Ahora ya es mayor. El paisaje de la infancia se ha convertido para ella en un recuerdo inestable. No está segura de cómo sucedió todo, duda de lo que dijo exactamente su madre en aquella ocasión, o de lo que dijo el padre, de cuáles fueron las palabras de cada uno, qué significado albergaban. Acaba de cumplir dieciséis años y ve la vida como un río con sus meandros y rápidos, como una corriente que, tal vez, solo es posible entender si se la juzga en su totalidad. Pero la memoria personal es selectiva y una fuerza misteriosa relega al olvido personas y aconteceres, mientras otros, permanecen en el recuerdo con plena nitidez. Aconteceres cuyo significado oscila y se enriquece desde la perspectiva concreta del momento en que se rememoran. Todavía recuerda cuando le dijo a su médico: “tú eres la única persona de mi familia que habla bien alemán”. Su doctora era uno más de la familia, aquella a quien contaba lo que no contaba a nadie. A veces son hechos anodinos que la necesidad de arraigarse en la vida convierte en hitos trascendentales de la propia existencia, o en la clave indescifrable de esa locura elegida que nadie es capaz de explicar ni de entender. Pero ella ha comprendido que elegir la locura implica optar por la destrucción. Desea preservar los recuerdos del pasado que la confortan, esos momentos de luz que alimentan su corazón. Ve la vida como un río cuyas aguas fluyen sin cesar, pero con un recorrido establecido, con estaciones conocidas que solo una catástrofe, o la acción pertinaz del tiempo, podrá cambiar. Todo fluye, sí, susurra Heráclito, y todo permanece, contesta Parménides.

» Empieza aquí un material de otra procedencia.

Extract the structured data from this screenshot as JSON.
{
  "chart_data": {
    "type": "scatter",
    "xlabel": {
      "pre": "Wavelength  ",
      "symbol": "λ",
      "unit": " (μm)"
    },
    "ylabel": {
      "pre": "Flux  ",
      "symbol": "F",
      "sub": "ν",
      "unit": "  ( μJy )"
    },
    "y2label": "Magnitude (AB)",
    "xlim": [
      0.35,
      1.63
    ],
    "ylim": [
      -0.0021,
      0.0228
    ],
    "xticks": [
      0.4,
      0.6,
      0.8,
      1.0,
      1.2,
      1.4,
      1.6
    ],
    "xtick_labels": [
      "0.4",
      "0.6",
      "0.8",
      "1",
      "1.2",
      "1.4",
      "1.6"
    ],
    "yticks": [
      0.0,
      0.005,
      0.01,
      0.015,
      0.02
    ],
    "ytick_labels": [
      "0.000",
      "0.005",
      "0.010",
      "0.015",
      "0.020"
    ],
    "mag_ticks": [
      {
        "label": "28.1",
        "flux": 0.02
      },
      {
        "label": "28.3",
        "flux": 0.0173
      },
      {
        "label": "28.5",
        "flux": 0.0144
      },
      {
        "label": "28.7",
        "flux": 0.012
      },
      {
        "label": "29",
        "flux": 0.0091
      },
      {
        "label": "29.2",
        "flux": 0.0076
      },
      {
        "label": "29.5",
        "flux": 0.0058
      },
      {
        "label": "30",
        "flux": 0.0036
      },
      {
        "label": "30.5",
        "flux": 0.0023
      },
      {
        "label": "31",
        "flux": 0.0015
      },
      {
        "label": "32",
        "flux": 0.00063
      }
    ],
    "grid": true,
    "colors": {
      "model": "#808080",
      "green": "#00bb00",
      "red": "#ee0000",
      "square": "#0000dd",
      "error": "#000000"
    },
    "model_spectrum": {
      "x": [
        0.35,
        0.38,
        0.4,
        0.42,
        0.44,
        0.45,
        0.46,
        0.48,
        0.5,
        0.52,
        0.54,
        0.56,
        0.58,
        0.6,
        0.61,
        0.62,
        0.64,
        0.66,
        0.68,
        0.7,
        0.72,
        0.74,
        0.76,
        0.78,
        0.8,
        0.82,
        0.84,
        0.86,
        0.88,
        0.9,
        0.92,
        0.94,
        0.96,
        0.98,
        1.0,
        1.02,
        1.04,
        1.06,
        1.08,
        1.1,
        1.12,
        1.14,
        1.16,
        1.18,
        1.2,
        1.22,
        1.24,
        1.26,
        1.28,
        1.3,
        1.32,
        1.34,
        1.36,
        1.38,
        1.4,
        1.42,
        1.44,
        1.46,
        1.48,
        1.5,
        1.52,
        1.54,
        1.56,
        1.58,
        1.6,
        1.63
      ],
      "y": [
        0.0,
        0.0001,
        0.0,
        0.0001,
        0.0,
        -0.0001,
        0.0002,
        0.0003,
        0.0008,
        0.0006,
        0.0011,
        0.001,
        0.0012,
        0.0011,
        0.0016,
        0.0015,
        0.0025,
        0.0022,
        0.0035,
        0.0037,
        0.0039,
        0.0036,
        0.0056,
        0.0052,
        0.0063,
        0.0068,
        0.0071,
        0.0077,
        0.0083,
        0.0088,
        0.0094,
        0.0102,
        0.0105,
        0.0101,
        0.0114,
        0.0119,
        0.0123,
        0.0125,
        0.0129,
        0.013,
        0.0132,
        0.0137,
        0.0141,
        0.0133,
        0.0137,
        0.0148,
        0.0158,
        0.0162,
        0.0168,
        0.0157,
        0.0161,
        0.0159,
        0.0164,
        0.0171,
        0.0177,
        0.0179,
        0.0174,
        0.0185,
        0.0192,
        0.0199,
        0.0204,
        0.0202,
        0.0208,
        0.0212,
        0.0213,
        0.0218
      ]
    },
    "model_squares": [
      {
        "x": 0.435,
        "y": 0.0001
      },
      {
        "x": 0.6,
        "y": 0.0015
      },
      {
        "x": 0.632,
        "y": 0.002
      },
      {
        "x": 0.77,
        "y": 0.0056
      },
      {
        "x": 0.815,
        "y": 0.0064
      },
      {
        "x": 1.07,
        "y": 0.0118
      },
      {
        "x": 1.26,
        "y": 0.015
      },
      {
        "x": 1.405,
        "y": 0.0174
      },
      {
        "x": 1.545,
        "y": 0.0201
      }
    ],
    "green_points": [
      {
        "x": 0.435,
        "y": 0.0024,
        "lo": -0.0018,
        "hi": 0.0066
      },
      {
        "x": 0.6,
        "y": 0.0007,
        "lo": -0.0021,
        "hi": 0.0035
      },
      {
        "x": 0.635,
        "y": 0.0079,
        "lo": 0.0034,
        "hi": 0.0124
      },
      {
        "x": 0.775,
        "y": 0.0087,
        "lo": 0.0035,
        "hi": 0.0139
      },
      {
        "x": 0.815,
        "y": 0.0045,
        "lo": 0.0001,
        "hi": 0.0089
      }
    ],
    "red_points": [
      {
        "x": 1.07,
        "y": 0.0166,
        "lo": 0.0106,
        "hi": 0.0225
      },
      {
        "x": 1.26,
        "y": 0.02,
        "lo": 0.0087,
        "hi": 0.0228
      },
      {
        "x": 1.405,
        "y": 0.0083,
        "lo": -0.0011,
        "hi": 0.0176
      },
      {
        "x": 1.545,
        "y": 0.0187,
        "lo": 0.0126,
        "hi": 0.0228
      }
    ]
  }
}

Esta mañana ha vivido un momento de profunda paz interior, de reconciliación consigo misma y con el destino. Se ha despertado antes del amanecer y una pálida luz iluminaba la habitación cuando abrió los ojos. Se ha acercado a la ventana, ha escuchado los primeros cantos de los pájaros en el jardín y ha contemplado el resplandor de las gotas de lluvia en la hierba. Durante los últimos días no ha dejado de llover y la atmósfera está cargada de humedad. El sonido de la lluvia ha acompañado sus sueños y le sorprende el silencio de la casa en la penumbra plateada de la habitación. Y entonces se da cuenta de que cuanto fue y cuanto quiso ser, y cuanto amó, es la fuente de la nostalgia que siente.